Department of Pediatrics, Division of Developmental Medicine, Vanderbilt University Medical Center, Nashville, TN 37232-9003, USA.
J Autism Dev Disord. 2012 Aug;42(8):1582-91. doi: 10.1007/s10803-011-1398-3.
Genetic testing is recommended for patients with ASD; however specific recommendations vary by specialty. American Academy of Pediatrics and American Academy of Neurology guidelines recommend G-banded karyotype and Fragile X DNA. The American College of Medical Genetics recommends Chromosomal Microarray Analysis (CMA). We determined the yield of CMA (N = 85), karyotype (N = 119), and fragile X (N = 174) testing in a primary pediatrics autism practice. We found twenty (24%) patients with abnormal CMA results (eight were clinically significant), three abnormal karyotypes and one Fragile X syndrome. There was no relationship between CMA result and cognitive level, seizures, dysmorphology, congenital malformations or behavior. We conclude that CMA should be the clinical standard in all specialties for first tier genetic testing in ASD.

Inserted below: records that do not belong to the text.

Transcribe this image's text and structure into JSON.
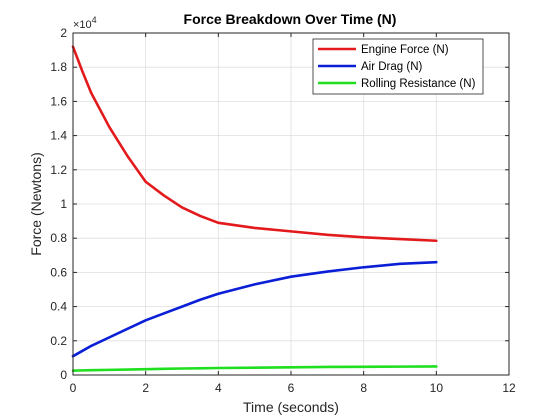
{
  "chart_data": {
    "type": "line",
    "title": "Force Breakdown Over Time (N)",
    "xlabel": "Time (seconds)",
    "ylabel": "Force (Newtons)",
    "y_multiplier": "×10",
    "y_exponent": "4",
    "xlim": [
      0,
      12
    ],
    "ylim": [
      0,
      2
    ],
    "xticks": [
      0,
      2,
      4,
      6,
      8,
      10,
      12
    ],
    "yticks": [
      0,
      0.2,
      0.4,
      0.6,
      0.8,
      1,
      1.2,
      1.4,
      1.6,
      1.8,
      2
    ],
    "ytick_labels": [
      "0",
      "0.2",
      "0.4",
      "0.6",
      "0.8",
      "1",
      "1.2",
      "1.4",
      "1.6",
      "1.8",
      "2"
    ],
    "grid": true,
    "legend_position": "top-right",
    "x": [
      0,
      0.25,
      0.5,
      1,
      1.5,
      2,
      2.5,
      3,
      3.5,
      4,
      5,
      6,
      7,
      8,
      9,
      10
    ],
    "series": [
      {
        "name": "Engine Force (N)",
        "color": "#e31a1c",
        "values": [
          1.92,
          1.78,
          1.65,
          1.45,
          1.28,
          1.13,
          1.05,
          0.98,
          0.93,
          0.89,
          0.86,
          0.84,
          0.82,
          0.805,
          0.795,
          0.785
        ]
      },
      {
        "name": "Air Drag (N)",
        "color": "#0a1fd6",
        "values": [
          0.11,
          0.14,
          0.17,
          0.22,
          0.27,
          0.32,
          0.36,
          0.4,
          0.44,
          0.475,
          0.53,
          0.575,
          0.605,
          0.63,
          0.65,
          0.66
        ]
      },
      {
        "name": "Rolling Resistance (N)",
        "color": "#1fdf1f",
        "values": [
          0.025,
          0.027,
          0.028,
          0.03,
          0.032,
          0.034,
          0.036,
          0.038,
          0.039,
          0.041,
          0.043,
          0.045,
          0.047,
          0.048,
          0.049,
          0.05
        ]
      }
    ]
  }
}
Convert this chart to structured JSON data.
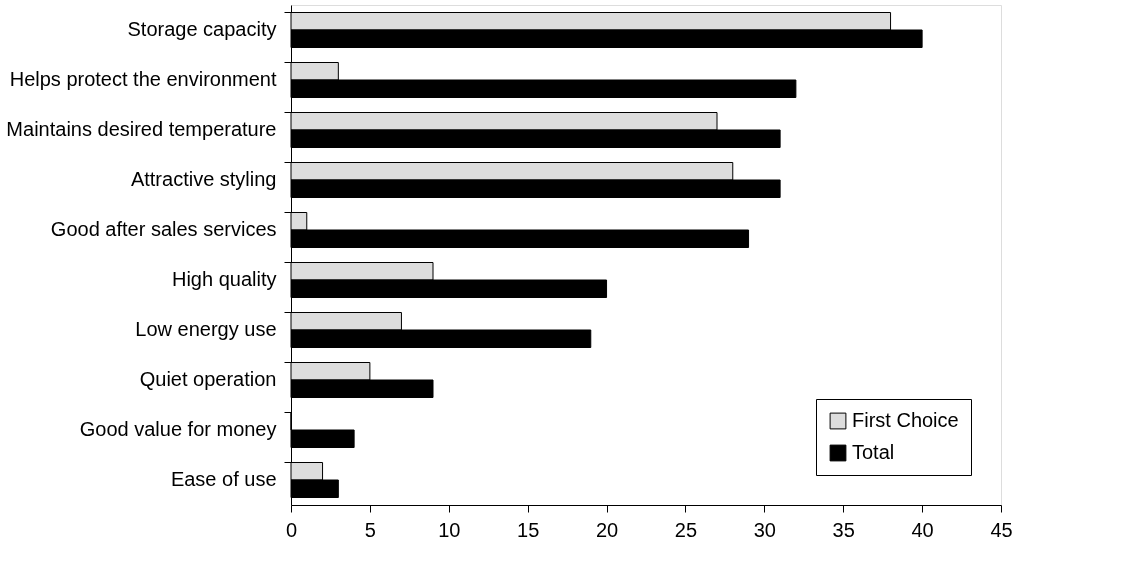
{
  "chart_data": {
    "type": "bar",
    "orientation": "horizontal",
    "categories": [
      "Storage capacity",
      "Helps protect the environment",
      "Maintains desired temperature",
      "Attractive styling",
      "Good after sales services",
      "High quality",
      "Low energy use",
      "Quiet operation",
      "Good value for money",
      "Ease of use"
    ],
    "series": [
      {
        "name": "First Choice",
        "color": "#dddddd",
        "values": [
          38,
          3,
          27,
          28,
          1,
          9,
          7,
          5,
          0,
          2
        ]
      },
      {
        "name": "Total",
        "color": "#000000",
        "values": [
          40,
          32,
          31,
          31,
          29,
          20,
          19,
          9,
          4,
          3
        ]
      }
    ],
    "xlim": [
      0,
      45
    ],
    "xticks": [
      0,
      5,
      10,
      15,
      20,
      25,
      30,
      35,
      40,
      45
    ],
    "grid": false,
    "legend": "bottom right"
  }
}
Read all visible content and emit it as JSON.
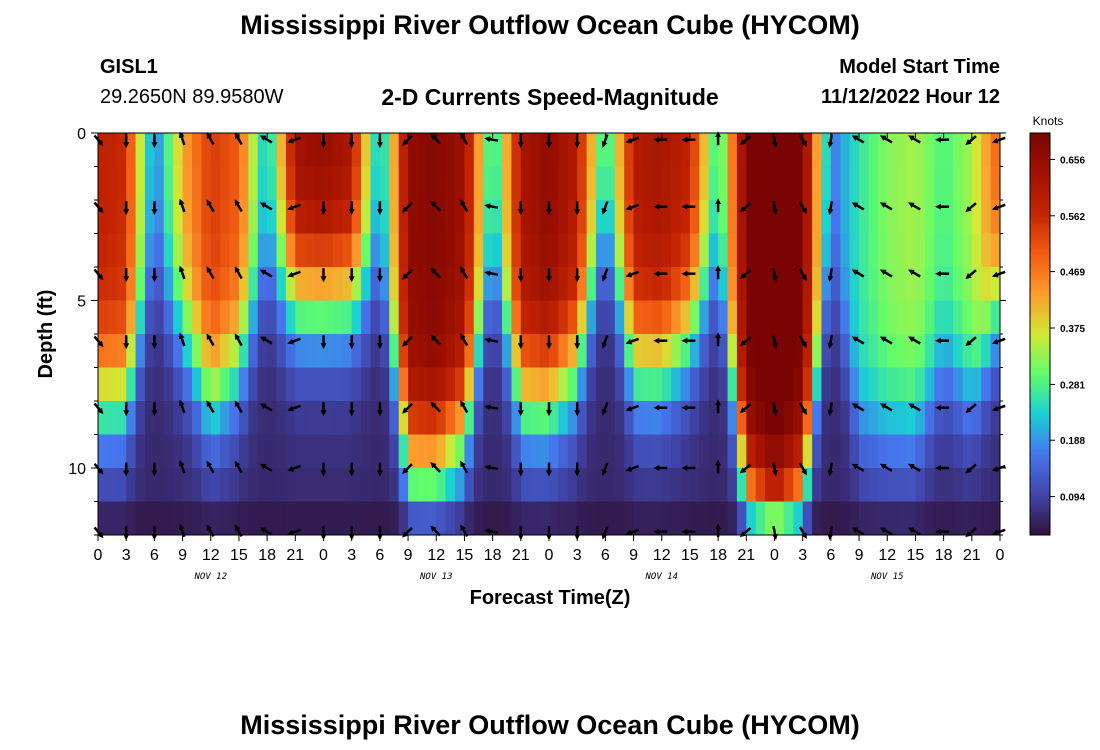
{
  "header": {
    "title": "Mississippi River Outflow Ocean Cube (HYCOM)",
    "station_id": "GISL1",
    "coordinates": "29.2650N  89.9580W",
    "subtitle": "2-D Currents Speed-Magnitude",
    "model_start_label": "Model Start Time",
    "model_start_value": "11/12/2022 Hour 12"
  },
  "footer": {
    "title": "Mississippi River Outflow Ocean Cube (HYCOM)"
  },
  "chart_data": {
    "type": "heatmap",
    "xlabel": "Forecast Time(Z)",
    "ylabel": "Depth (ft)",
    "x_tick_labels": [
      "0",
      "3",
      "6",
      "9",
      "12",
      "15",
      "18",
      "21",
      "0",
      "3",
      "6",
      "9",
      "12",
      "15",
      "18",
      "21",
      "0",
      "3",
      "6",
      "9",
      "12",
      "15",
      "18",
      "21",
      "0",
      "3",
      "6",
      "9",
      "12",
      "15",
      "18",
      "21",
      "0"
    ],
    "date_labels": [
      {
        "label": "NOV 12",
        "tick_index": 4
      },
      {
        "label": "NOV 13",
        "tick_index": 12
      },
      {
        "label": "NOV 14",
        "tick_index": 20
      },
      {
        "label": "NOV 15",
        "tick_index": 28
      }
    ],
    "x_range_hours": [
      0,
      96
    ],
    "y_tick_labels": [
      "0",
      "5",
      "10"
    ],
    "y_range_ft": [
      0,
      12
    ],
    "y_inverted": true,
    "colorbar": {
      "unit_label": "Knots",
      "tick_labels": [
        "0.656",
        "0.562",
        "0.469",
        "0.375",
        "0.281",
        "0.188",
        "0.094"
      ],
      "range": [
        0.03,
        0.7
      ]
    },
    "speed_profile": {
      "hours": [
        0,
        3,
        6,
        9,
        12,
        15,
        18,
        21,
        24,
        27,
        30,
        33,
        36,
        39,
        42,
        45,
        48,
        51,
        54,
        57,
        60,
        63,
        66,
        69,
        72,
        75,
        78,
        81,
        84,
        87,
        90,
        93,
        96
      ],
      "surface_knots": [
        0.52,
        0.5,
        0.1,
        0.36,
        0.48,
        0.44,
        0.14,
        0.58,
        0.6,
        0.56,
        0.12,
        0.6,
        0.62,
        0.58,
        0.16,
        0.56,
        0.6,
        0.54,
        0.18,
        0.54,
        0.56,
        0.52,
        0.18,
        0.64,
        0.68,
        0.64,
        0.1,
        0.2,
        0.26,
        0.28,
        0.22,
        0.28,
        0.45
      ],
      "decay_depth_ft": [
        8,
        8,
        4,
        6,
        8,
        7,
        4,
        5,
        5,
        5,
        4,
        10,
        10,
        9,
        4,
        8,
        8,
        7,
        3,
        7,
        7,
        6,
        4,
        11,
        12,
        11,
        4,
        9,
        9,
        9,
        7,
        8,
        5
      ]
    },
    "vectors": {
      "hours": [
        0,
        3,
        6,
        9,
        12,
        15,
        18,
        21,
        24,
        27,
        30,
        33,
        36,
        39,
        42,
        45,
        48,
        51,
        54,
        57,
        60,
        63,
        66,
        69,
        72,
        75,
        78,
        81,
        84,
        87,
        90,
        93,
        96
      ],
      "depths_ft": [
        0.2,
        2.2,
        4.2,
        6.2,
        8.2,
        10.0,
        11.9
      ],
      "direction_deg_from_north": [
        140,
        180,
        180,
        340,
        330,
        330,
        300,
        250,
        180,
        180,
        180,
        225,
        315,
        330,
        280,
        180,
        180,
        180,
        200,
        250,
        270,
        270,
        0,
        230,
        170,
        150,
        190,
        300,
        300,
        300,
        270,
        230,
        250
      ]
    }
  }
}
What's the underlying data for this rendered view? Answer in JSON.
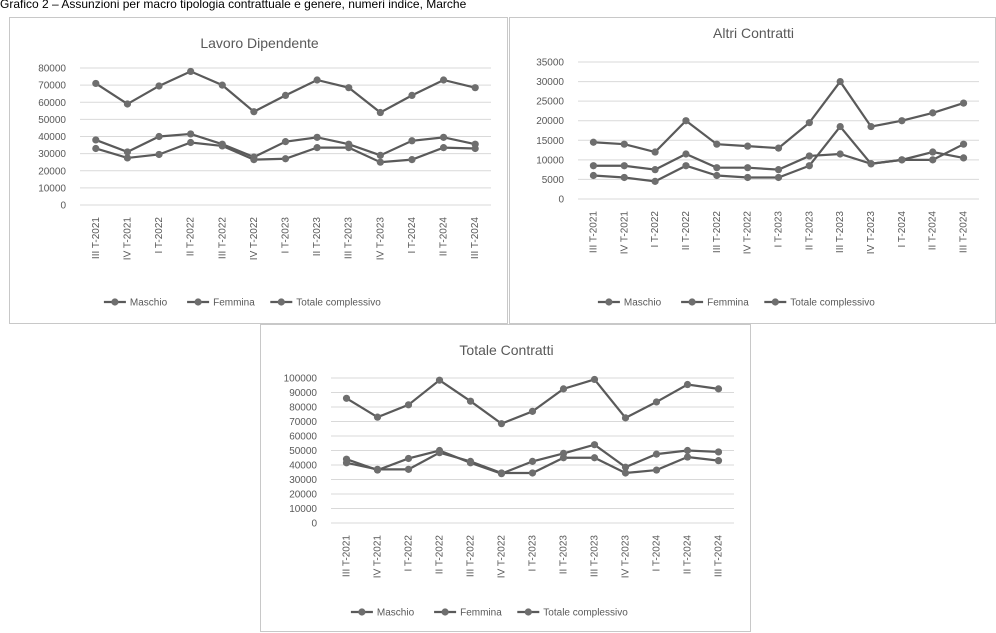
{
  "caption": "Grafico 2 – Assunzioni per macro tipologia contrattuale e genere, numeri indice, Marche",
  "colors": {
    "line": "#5a5a5a",
    "marker": "#6e6e6e",
    "grid": "#d9d9d9",
    "text": "#595959"
  },
  "chart_data": [
    {
      "type": "line",
      "title": "Lavoro Dipendente",
      "categories": [
        "III T-2021",
        "IV T-2021",
        "I T-2022",
        "II T-2022",
        "III T-2022",
        "IV T-2022",
        "I T-2023",
        "II T-2023",
        "III T-2023",
        "IV T-2023",
        "I T-2024",
        "II T-2024",
        "III T-2024"
      ],
      "ylim": [
        0,
        80000
      ],
      "yticks": [
        0,
        10000,
        20000,
        30000,
        40000,
        50000,
        60000,
        70000,
        80000
      ],
      "grid": true,
      "legend_position": "bottom",
      "series": [
        {
          "name": "Maschio",
          "values": [
            38000,
            31000,
            40000,
            41500,
            35500,
            28000,
            37000,
            39500,
            35500,
            29000,
            37500,
            39500,
            35500
          ]
        },
        {
          "name": "Femmina",
          "values": [
            33000,
            27500,
            29500,
            36500,
            34500,
            26500,
            27000,
            33500,
            33500,
            25000,
            26500,
            33500,
            33000
          ]
        },
        {
          "name": "Totale complessivo",
          "values": [
            71000,
            59000,
            69500,
            78000,
            70000,
            54500,
            64000,
            73000,
            68500,
            54000,
            64000,
            73000,
            68500
          ]
        }
      ]
    },
    {
      "type": "line",
      "title": "Altri Contratti",
      "categories": [
        "III T-2021",
        "IV T-2021",
        "I T-2022",
        "II T-2022",
        "III T-2022",
        "IV T-2022",
        "I T-2023",
        "II T-2023",
        "III T-2023",
        "IV T-2023",
        "I T-2024",
        "II T-2024",
        "III T-2024"
      ],
      "ylim": [
        0,
        35000
      ],
      "yticks": [
        0,
        5000,
        10000,
        15000,
        20000,
        25000,
        30000,
        35000
      ],
      "grid": true,
      "legend_position": "bottom",
      "series": [
        {
          "name": "Maschio",
          "values": [
            6000,
            5500,
            4500,
            8500,
            6000,
            5500,
            5500,
            8500,
            18500,
            9000,
            10000,
            10000,
            14000
          ]
        },
        {
          "name": "Femmina",
          "values": [
            8500,
            8500,
            7500,
            11500,
            8000,
            8000,
            7500,
            11000,
            11500,
            9000,
            10000,
            12000,
            10500
          ]
        },
        {
          "name": "Totale complessivo",
          "values": [
            14500,
            14000,
            12000,
            20000,
            14000,
            13500,
            13000,
            19500,
            30000,
            18500,
            20000,
            22000,
            24500
          ]
        }
      ]
    },
    {
      "type": "line",
      "title": "Totale Contratti",
      "categories": [
        "III T-2021",
        "IV T-2021",
        "I T-2022",
        "II T-2022",
        "III T-2022",
        "IV T-2022",
        "I T-2023",
        "II T-2023",
        "III T-2023",
        "IV T-2023",
        "I T-2024",
        "II T-2024",
        "III T-2024"
      ],
      "ylim": [
        0,
        100000
      ],
      "yticks": [
        0,
        10000,
        20000,
        30000,
        40000,
        50000,
        60000,
        70000,
        80000,
        90000,
        100000
      ],
      "grid": true,
      "legend_position": "bottom",
      "series": [
        {
          "name": "Maschio",
          "values": [
            44000,
            36500,
            44500,
            50000,
            41500,
            34000,
            42500,
            48000,
            54000,
            38500,
            47500,
            50000,
            49000
          ]
        },
        {
          "name": "Femmina",
          "values": [
            41500,
            37000,
            37000,
            48500,
            42500,
            34500,
            34500,
            45000,
            45000,
            34500,
            36500,
            45500,
            43000
          ]
        },
        {
          "name": "Totale complessivo",
          "values": [
            86000,
            73000,
            81500,
            98500,
            84000,
            68500,
            77000,
            92500,
            99000,
            72500,
            83500,
            95500,
            92500
          ]
        }
      ]
    }
  ]
}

遗传检测推荐用于 ASD 患者;然而,具体建议因专业而异。美国儿科学会和美国神经病学学会指南推荐 G 带核型分析和脆性 X DNA 检测。美国医学遗传学学院推荐染色体微阵列分析(CMA)。我们在一个主要的儿科自闭症诊所中确定了 CMA(N=85)、核型(N=119)和脆性 X(N=174)检测的检出率。我们发现二十名(24%)患者的 CMA 结果异常(其中八名具有临床意义),三名核型异常,一名脆性 X 综合征患者。CMA 结果与认知水平、癫痫、发育异常、先天性畸形或行为之间没有关系。我们得出结论,CMA 应该成为所有专业在 ASD 中进行一线遗传检测的临床标准。